We will declare a few variables:

  1. word ➜ Stores the letters spelled

  2. current_word ➜ Used to check if the sign remains the same

  3. STORE_FRAME ➜ Indicates how many frames are needed before a sign is registered, in this case, it is 8

  4. frame➜ Indicates how many frames has passed, if 8, it will register the sign as part of the spelling.

  5. pred ➜ Current prediction of the sign shown

  6. prob ➜ Probability that the sign shown is predicted correctly

  word = ""
  current_word = ""
  STORE_FRAME = 8
  frame = 0
  pred = ""
  prob = 0

And finally, the code for live testing, after all, we are not interested in theoretical accuracy are we?

  mp_drawing = mp.solutions.drawing_utils
  mp_hands = mp.solutions.hands

  # For webcam input:
  cap = cv2.VideoCapture(0)
  with mp_hands.Hands(
    max_num_hands=2,
    min_detection_confidence=0.8,
    min_tracking_confidence=0.8) as hands:
    while cap.isOpened():
      success, image = cap.read()
      if not success:
        # If loading a video, use "break"instead of "continue".
        continue
      # Flip the image horizontally for a later selfie-view display, and convert
      # the BGR image to RGB.
      image = cv2.cvtColor(cv2.flip(image, 1), cv2.COLOR_BGR2RGB)
      # To improve performance, optionally mark the image as not writeable to
      # pass by reference.
      image.flags.writeable = False
      results = hands.process(image)

      # Draw the hand annotations on the image.
      image.flags.writeable = True
      image = cv2.cvtColor(image, cv2.COLOR_RGB2BGR)
      annotated_image = image.copy()
      censor_image = image.copy()
      if results.multi_hand_landmarks:
        hand = results.multi_handedness[0].classification[0].label
        new_landmarks = reference_from_wrist(results, hand)
              
        for hand_landmarks in results.multi_hand_landmarks:
          mp_drawing.draw_landmarks(
            annotated_image, hand_landmarks, mp_hands.HAND_CONNECTIONS)
          pred, prob = handsign_prediction(new_landmarks, show = False)
      else:
        pred = ""
        prob = 0
      # describe the type of font 
      # to be used. 
      font = cv2.FONT_HERSHEY_SIMPLEX 
      prediction = "Prediction: "+ str(pred)
      probability = "Probability: "+ str(prob)
      # Use putText() method for 
      # inserting text on video 
      if prob > 0.6:
        cv2.putText(image,  
                    probability,  
                    (50, 80),  
                    font, 0.75,  
                    (0, 255, 0),  
                    2,  
                    cv2.LINE_4) 
        if pred == "middle_finger":
          image = draw_censor(results, censor_image)

        else:
          cv2.putText(image,  
                      prediction,  
                      (50, 50),  
                      font, 0.75,  
                      (0, 255, 0),  
                      2,  
                      cv2.LINE_4)
            if current_word != pred:
              frame = 0
              current_word = pred
            else:
              frame += 1

            if frame == STORE_FRAME:
              if current_word == "space":
                speech = threading.Thread(target=text_to_speech, name="speech", args=word)
                speech.start()
                word = ""
                current_word = ""
                frame = 0
              else:
                word += current_word
                current_word = ""
                              
                  
      cv2.putText(image,  
                  word,  
                  (50, 110),  
                  font, 0.75,  
                  (0, 255, 0),  
                  2,  
                  cv2.LINE_4) 
      cv2.imshow("MediaPipe Hands", image)
      
      if cv2.waitKey(5) & 0xFF == ord("q"):
          break
  cap.release()
  cv2.destroyAllWindows() 

When we sign, the code will make sure that the probability of the sign being correct is > 60% before showing it as a prediction.
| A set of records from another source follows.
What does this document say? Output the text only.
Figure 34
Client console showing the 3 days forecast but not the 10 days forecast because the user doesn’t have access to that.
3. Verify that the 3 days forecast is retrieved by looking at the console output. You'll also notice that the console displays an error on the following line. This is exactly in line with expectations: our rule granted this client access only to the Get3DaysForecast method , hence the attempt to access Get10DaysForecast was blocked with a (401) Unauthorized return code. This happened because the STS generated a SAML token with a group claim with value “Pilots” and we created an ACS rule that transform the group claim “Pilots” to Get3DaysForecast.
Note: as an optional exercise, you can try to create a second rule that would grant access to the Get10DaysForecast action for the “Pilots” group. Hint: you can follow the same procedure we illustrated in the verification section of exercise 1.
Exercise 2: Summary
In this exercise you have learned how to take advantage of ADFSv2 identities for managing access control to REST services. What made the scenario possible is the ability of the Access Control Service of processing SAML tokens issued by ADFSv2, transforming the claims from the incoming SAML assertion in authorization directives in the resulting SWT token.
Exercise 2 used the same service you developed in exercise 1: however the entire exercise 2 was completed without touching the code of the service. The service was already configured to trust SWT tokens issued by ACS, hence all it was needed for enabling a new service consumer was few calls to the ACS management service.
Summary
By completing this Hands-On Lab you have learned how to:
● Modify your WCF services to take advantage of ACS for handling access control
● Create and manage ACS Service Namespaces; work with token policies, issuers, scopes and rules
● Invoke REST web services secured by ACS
When "space" is signed, it will then create a thread to call the "text_to_speech" function, turning the word into audio!

Project in motion!

Signing

Signing

Censoring

Censoring

Final Words

I hope you guys found this project interesting and have learnt something. As this is my first machine learning project and article, there may be some mistakes so feel free to leave any feedback or comments regarding anything. Thank you for your time!